Reflecting on Lydia’s early days, Morgan said, “The doctor described her as ‘perfect’ at birth. She was meeting all her early milestones. The issues she had seemed like typical baby problems, so I wasn’t overly concerned.”
The unexpected turn in their lives came when Morgan’s mother, Cindy, stumbled upon a TikTok video featuring a child who bore a striking resemblance to Lydia and was suffering from a rare disorder known as Sanfilippo syndrome. “My mom found a TikTok one day in March — the ‘saving Liv TikTok’. The little girl looked exactly like Lydia,” Morgan recounted. This prompted a deeper dive into the symptoms and characteristics of the syndrome.
Sanfilippo syndrome is marked by distinct physical traits such as fuller lips, bushy eyebrows that meet over the nose, or hirsutism, which involves excessive hair growth. Alarmed by the similarities, Morgan brought this information to her doctor, leading to blood and urine tests for Lydia.

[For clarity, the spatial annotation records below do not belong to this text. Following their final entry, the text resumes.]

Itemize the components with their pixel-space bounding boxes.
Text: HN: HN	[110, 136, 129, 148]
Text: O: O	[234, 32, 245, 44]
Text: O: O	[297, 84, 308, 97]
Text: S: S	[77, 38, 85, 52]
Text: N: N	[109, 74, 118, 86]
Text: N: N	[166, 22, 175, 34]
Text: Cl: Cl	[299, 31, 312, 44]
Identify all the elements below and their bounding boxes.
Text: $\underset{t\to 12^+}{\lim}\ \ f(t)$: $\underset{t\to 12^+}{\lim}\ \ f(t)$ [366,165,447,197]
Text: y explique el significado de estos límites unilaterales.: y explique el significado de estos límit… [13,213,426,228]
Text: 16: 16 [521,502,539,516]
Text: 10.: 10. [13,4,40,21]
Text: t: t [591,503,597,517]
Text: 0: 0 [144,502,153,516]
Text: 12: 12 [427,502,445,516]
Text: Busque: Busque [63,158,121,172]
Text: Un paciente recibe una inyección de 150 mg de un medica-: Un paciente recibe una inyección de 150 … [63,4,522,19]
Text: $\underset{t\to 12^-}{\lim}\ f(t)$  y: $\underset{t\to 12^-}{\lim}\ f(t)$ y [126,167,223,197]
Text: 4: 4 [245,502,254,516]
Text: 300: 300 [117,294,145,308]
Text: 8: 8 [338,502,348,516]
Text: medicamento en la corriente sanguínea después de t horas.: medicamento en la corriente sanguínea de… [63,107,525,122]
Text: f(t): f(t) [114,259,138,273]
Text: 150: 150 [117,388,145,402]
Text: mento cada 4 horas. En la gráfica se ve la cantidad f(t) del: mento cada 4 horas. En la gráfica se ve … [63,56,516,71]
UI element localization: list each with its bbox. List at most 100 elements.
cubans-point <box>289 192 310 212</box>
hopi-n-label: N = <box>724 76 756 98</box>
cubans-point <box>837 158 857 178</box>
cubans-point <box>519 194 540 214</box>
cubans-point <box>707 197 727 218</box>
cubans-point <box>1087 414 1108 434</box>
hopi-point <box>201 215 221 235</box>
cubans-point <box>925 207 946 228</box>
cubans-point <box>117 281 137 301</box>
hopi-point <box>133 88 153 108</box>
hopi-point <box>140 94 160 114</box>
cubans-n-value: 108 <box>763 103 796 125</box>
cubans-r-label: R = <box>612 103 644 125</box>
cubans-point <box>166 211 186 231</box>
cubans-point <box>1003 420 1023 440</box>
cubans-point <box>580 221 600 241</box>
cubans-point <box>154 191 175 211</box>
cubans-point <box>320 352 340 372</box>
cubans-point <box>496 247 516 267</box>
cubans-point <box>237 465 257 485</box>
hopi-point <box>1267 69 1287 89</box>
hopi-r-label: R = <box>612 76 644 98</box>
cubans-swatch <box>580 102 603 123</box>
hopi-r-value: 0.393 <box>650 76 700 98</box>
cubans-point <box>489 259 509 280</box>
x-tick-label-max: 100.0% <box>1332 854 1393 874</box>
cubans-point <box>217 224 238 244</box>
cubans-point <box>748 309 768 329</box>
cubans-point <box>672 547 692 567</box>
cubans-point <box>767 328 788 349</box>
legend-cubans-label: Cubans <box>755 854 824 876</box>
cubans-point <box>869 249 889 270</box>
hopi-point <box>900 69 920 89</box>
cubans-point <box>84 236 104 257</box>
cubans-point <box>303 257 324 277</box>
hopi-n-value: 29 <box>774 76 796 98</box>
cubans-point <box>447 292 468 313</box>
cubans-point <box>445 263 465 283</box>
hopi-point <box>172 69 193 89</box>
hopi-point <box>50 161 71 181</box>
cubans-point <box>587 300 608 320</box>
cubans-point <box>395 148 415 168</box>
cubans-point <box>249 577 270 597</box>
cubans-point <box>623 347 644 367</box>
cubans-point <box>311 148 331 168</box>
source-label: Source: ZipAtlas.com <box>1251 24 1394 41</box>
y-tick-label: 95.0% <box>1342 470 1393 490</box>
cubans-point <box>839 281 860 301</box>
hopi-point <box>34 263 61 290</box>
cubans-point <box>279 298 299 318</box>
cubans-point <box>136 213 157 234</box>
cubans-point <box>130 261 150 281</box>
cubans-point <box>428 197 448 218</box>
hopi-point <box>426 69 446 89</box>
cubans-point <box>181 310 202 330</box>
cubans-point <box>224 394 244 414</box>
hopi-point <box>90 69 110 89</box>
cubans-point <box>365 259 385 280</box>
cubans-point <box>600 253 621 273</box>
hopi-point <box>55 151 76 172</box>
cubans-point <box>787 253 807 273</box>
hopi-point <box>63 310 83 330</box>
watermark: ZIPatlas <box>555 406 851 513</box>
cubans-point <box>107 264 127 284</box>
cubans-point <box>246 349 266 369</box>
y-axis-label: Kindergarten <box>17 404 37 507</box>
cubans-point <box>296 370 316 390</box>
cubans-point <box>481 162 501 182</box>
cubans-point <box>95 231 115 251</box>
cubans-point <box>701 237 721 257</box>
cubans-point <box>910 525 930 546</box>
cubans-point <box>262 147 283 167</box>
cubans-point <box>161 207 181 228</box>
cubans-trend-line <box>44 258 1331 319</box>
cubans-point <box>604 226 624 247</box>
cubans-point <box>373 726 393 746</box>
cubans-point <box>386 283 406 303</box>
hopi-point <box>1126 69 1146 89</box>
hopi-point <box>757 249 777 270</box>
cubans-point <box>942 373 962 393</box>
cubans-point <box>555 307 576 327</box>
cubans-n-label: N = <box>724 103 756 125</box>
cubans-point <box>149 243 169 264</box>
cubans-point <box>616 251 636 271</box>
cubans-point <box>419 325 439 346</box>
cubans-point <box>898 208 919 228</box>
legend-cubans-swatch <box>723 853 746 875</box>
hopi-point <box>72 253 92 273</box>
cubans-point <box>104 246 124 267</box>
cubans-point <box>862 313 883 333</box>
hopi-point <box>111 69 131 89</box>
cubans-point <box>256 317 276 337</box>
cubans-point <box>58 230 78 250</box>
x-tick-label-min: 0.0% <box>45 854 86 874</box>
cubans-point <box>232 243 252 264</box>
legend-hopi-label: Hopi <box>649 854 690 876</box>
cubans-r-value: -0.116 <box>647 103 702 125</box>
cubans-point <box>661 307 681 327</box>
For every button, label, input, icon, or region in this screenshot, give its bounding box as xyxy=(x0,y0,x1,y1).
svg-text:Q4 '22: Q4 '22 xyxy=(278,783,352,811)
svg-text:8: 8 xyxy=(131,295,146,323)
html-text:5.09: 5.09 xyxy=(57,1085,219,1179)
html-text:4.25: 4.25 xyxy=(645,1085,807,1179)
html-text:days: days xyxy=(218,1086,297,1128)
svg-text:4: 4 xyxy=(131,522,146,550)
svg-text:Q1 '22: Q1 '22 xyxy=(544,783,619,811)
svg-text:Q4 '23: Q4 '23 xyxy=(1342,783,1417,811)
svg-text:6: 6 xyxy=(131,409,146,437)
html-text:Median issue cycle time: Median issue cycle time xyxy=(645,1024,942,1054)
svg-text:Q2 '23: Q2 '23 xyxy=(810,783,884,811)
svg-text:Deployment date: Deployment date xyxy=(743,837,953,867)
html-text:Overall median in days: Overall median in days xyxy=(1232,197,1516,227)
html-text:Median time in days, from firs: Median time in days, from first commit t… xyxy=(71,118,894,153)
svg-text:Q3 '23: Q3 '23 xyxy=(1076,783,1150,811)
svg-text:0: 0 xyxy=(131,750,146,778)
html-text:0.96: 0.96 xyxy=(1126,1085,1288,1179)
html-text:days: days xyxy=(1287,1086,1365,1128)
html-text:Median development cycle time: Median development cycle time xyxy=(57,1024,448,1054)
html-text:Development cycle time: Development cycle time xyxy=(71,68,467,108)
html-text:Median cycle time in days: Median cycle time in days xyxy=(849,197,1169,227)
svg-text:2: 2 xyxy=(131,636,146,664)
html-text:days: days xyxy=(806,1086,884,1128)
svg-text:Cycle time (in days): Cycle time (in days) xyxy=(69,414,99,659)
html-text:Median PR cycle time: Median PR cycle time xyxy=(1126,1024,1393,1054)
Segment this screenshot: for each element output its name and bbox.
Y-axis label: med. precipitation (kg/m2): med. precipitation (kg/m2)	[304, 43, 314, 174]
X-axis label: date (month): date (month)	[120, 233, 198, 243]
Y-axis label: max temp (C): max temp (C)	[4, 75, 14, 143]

A week after these tests, the diagnosis was confirmed: Lydia had Sanfilippo syndrome B, an uncommon metabolic disorder that progressively robs children of their acquired skills, earning it the moniker “childhood Alzheimer’s.”
“Receiving the diagnosis was devastating. It’s absolutely heart-wrenching,” Morgan shared. Yet, despite the diagnosis, Lydia, who currently knows about 20 words and is described as a very happy baby, shows no cognitive decline. However, without treatment, she will begin to regress typically between the ages of three and four.
While there is no cure for Sanfilippo syndrome at present, Morgan remains hopeful as she seeks potential treatment options through clinical trials. “They refer to it as childhood dementia. Without treatment, she won’t be able to walk or talk, and she won’t survive past her third decade of life,” Morgan explained, emphasizing the urgency of early intervention.
Morgan’s new mission is to increase awareness about Sanfilippo syndrome to ensure other children can be diagnosed and potentially treated earlier. She is also committed to supporting research and trials aimed at finding a cure. “Her joy and her future depend on getting the treatment she needs,” Morgan concluded, hopeful yet determined in the face of this challenging diagnosis.